Bouchard Catherine, Bernatchez Renaud, Lavoie-Cardinal Flavie
CERVO Brain Research Centre, Québec, Québec, Canada.
Université Laval, Institute Intelligence and Data, Québec, Québec, Canada.
Neurophotonics. 2023 Oct;10(4):044405. doi: 10.1117/1.NPh.10.4.044405. Epub 2023 Aug 24.
Machine learning has revolutionized the way data are processed, allowing information to be extracted in a fraction of the time it would take an expert. In the field of neurophotonics, machine learning approaches are used to automatically detect and classify features of interest in complex images. One of the key challenges in applying machine learning methods to the field of neurophotonics is the scarcity of available data and the complexity associated with labeling them, which can limit the performance of data-driven algorithms. We present an overview of various strategies, such as weakly supervised learning, active learning, and domain adaptation that can be used to address the problem of labeled data scarcity in neurophotonics. We provide a comprehensive overview of the strengths and limitations of each approach and discuss their potential applications to bioimaging datasets. In addition, we highlight how different strategies can be combined to increase model performance on those datasets. The approaches we describe can help to improve the accessibility of machine learning-based analysis with limited number of annotated images for training and can enable researchers to extract more meaningful insights from small datasets.

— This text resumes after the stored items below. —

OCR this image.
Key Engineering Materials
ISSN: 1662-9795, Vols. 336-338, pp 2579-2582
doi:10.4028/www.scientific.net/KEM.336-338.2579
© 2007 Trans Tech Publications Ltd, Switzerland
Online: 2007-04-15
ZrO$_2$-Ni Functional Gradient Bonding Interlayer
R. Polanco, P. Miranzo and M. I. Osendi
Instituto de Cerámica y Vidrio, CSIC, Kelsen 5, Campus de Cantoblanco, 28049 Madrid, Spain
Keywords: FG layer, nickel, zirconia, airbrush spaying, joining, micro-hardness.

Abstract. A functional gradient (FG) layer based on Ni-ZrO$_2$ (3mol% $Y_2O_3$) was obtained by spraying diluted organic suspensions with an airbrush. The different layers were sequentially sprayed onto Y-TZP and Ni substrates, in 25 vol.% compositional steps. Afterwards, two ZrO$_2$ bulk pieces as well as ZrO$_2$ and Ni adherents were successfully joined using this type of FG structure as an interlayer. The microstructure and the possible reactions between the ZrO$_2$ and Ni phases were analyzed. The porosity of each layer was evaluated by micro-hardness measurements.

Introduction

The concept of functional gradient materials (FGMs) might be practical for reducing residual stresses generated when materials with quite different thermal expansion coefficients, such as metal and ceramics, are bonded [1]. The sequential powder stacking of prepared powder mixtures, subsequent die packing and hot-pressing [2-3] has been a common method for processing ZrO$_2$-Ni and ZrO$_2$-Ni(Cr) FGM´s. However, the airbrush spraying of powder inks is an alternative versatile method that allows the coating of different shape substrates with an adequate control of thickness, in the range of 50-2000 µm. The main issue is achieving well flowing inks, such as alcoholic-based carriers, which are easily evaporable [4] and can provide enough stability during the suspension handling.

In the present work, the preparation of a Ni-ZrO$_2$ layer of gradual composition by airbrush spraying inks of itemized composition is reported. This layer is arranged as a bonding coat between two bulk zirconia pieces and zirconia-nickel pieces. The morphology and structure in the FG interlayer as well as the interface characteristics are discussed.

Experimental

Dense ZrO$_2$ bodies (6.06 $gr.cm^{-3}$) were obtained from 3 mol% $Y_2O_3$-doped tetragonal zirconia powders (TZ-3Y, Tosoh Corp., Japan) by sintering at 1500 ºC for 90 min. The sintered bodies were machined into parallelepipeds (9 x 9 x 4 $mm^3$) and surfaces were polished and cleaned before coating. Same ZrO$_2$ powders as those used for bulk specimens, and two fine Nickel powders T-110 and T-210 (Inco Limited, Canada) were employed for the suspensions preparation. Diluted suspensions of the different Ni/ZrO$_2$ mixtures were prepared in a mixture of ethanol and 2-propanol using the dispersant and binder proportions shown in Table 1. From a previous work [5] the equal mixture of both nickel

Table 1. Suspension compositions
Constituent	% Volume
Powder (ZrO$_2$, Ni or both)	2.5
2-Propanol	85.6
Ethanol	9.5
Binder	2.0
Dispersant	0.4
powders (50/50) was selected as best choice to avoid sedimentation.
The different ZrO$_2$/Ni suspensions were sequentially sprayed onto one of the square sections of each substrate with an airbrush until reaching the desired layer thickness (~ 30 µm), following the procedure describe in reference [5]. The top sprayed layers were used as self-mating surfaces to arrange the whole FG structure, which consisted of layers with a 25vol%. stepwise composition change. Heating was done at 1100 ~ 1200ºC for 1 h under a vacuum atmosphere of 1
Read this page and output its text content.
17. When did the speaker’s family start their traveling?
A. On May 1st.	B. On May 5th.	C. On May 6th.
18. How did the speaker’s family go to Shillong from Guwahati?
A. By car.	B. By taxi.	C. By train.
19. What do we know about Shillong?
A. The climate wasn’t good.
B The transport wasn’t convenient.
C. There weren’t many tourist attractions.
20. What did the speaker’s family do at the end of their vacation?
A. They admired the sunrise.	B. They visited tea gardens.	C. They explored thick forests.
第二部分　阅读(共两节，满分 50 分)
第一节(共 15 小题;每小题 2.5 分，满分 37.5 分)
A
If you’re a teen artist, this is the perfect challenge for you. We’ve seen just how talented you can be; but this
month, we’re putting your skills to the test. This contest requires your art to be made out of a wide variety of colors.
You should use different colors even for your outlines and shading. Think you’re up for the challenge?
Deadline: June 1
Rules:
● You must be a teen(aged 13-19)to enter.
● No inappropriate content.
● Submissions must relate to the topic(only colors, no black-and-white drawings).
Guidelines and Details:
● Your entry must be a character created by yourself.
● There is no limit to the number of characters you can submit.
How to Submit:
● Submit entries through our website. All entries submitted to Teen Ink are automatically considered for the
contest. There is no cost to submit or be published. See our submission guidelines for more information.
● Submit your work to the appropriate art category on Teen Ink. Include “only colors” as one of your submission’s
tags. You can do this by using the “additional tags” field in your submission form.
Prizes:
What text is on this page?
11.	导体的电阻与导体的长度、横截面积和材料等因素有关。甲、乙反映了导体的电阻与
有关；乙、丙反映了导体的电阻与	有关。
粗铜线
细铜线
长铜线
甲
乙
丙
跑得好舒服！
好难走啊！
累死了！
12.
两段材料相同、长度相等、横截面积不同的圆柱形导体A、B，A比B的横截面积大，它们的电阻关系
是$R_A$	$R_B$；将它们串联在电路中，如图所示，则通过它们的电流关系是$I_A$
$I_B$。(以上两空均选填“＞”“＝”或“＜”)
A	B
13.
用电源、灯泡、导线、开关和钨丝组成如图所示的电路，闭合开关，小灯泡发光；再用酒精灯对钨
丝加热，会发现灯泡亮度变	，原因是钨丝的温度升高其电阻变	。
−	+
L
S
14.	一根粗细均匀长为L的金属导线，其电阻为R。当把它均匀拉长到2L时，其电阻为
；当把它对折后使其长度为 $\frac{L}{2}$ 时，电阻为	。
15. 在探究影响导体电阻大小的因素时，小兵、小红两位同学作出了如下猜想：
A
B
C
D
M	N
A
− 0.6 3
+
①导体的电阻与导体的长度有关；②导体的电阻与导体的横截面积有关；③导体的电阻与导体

机器学习彻底改变了数据处理方式,能够在专家所需时间的一小部分内提取信息。在神经光子学领域,机器学习方法用于自动检测和分类复杂图像中感兴趣的特征。将机器学习方法应用于神经光子学领域的关键挑战之一是可用数据稀缺以及与之相关的标注复杂性,这可能会限制数据驱动算法的性能。我们概述了各种策略,如弱监督学习、主动学习和域适应,这些策略可用于解决神经光子学中标注数据稀缺的问题。我们全面概述了每种方法的优缺点,并讨论了它们在生物成像数据集上的潜在应用。此外,我们强调了如何将不同策略结合起来以提高这些数据集上的模型性能。我们描述的方法有助于在用于训练的标注图像数量有限的情况下提高基于机器学习分析的可及性,并使研究人员能够从小数据集中提取更有意义的见解。